If you have roles that specify single values for cluster, privileges, and fields, you need to rewrite them to use the collection or array notation. For example, the following role definition is no longer valid.

# Unsupported role format: single values
get_user:
  cluster: manage
  indices:
    'events_index':
       - privileges: read
         field_security:
           grant: fieldA

You can rewrite this role using collections or arrays (or a combination of the two). Note that the names field still accepts a single value.

Specifying multiple values with collections and arrays. 

get_user:
  cluster:
    - manage
  indices:
    - names: 'events_index'
      privileges:
        - read
      field_security:
        grant: [ 'fieldA' ]

Removed Privileges

A few of the privileges that were available in Shield 2.x are no longer available in X-Pack. The following tables list the privileges that have been removed and their suggested replacements.

Table 1. Cluster Privileges

Removed Privilege Replacement Privilege

manage_shield

manage_security

manage_watcher

manage

monitor_watcher

monitor


Table 2. Indices Privileges

Removed Privilege Replacement Privilege

get

read

search

read

suggest

read

crud

read,write

data_access

read,write

manage_aliases

manage


Field level security and the percolator

The percolator has been refactored and now requires a percolator field in the mapping. As a result, when using field level security with the percolator, access to the percolator field needs to be granted.

Auditing Changes

A new event type, realm_authentication_failed, has been added.
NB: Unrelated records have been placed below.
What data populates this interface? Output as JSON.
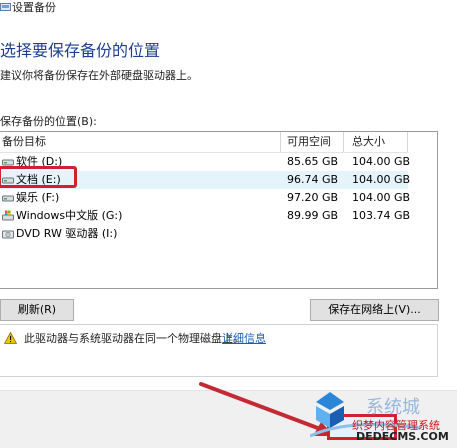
{
  "window": {
    "title": "设置备份"
  },
  "page": {
    "heading": "选择要保存备份的位置",
    "subtext": "建议你将备份保存在外部硬盘驱动器上。",
    "list_label": "保存备份的位置(B):"
  },
  "table": {
    "headers": [
      "备份目标",
      "可用空间",
      "总大小"
    ],
    "rows": [
      {
        "name": "软件 (D:)",
        "free": "85.65 GB",
        "total": "104.00 GB",
        "icon": "drive-icon",
        "selected": false
      },
      {
        "name": "文档 (E:)",
        "free": "96.74 GB",
        "total": "104.00 GB",
        "icon": "drive-icon",
        "selected": true
      },
      {
        "name": "娱乐 (F:)",
        "free": "97.20 GB",
        "total": "104.00 GB",
        "icon": "drive-icon",
        "selected": false
      },
      {
        "name": "Windows中文版 (G:)",
        "free": "89.99 GB",
        "total": "103.74 GB",
        "icon": "windows-drive-icon",
        "selected": false
      },
      {
        "name": "DVD RW 驱动器 (I:)",
        "free": "",
        "total": "",
        "icon": "dvd-drive-icon",
        "selected": false
      }
    ]
  },
  "buttons": {
    "refresh": "刷新(R)",
    "save_network": "保存在网络上(V)..."
  },
  "warning": {
    "text": "此驱动器与系统驱动器在同一个物理磁盘上。",
    "link": "详细信息"
  },
  "watermark": {
    "site": "系统城",
    "cms": "织梦内容管理系统",
    "domain": "DEDECMS.COM"
  },
  "colors": {
    "heading": "#1c3f8f",
    "selected_row": "#e5f3fb",
    "highlight_red": "#d1212f",
    "link": "#1a5fb4"
  }
}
These events were previously audited as authentication_failed events but in some cases produced confusing output. The realm_authentication_failed event indicates that the credentials provided by the user failed authentication for a specific realm; it does not indicate a failed login attempt as there could be other realms to try to authenticate against.

The logfile output no longer relies on the logger level to determine what events to output. The xpack.security.audit.logfile.events.include setting can be used to specify the events that should be output; you may also use the xpack.security.audit.logfile.events.exclude setting to simply exclude values from the defaults.

Some audit events would output the content of a REST request if the log level was configured at the TRACE level; control over this output has been replaced with the settings xpack.security.audit.logfile.events.emit_request_body and xpack.security.audit.index.events.emit_request_body for the logfile and index outputs. The default is false.

Finally, as part of the move to Log4j2 the logging.yml file has been replaced with the log4j2.properties file.

Run As Changes

In X-Pack security, the default header name for submitting requests on behalf of other users has changed to es-security-runas-user. Applications making use of the run as functionality will need to use the new header name.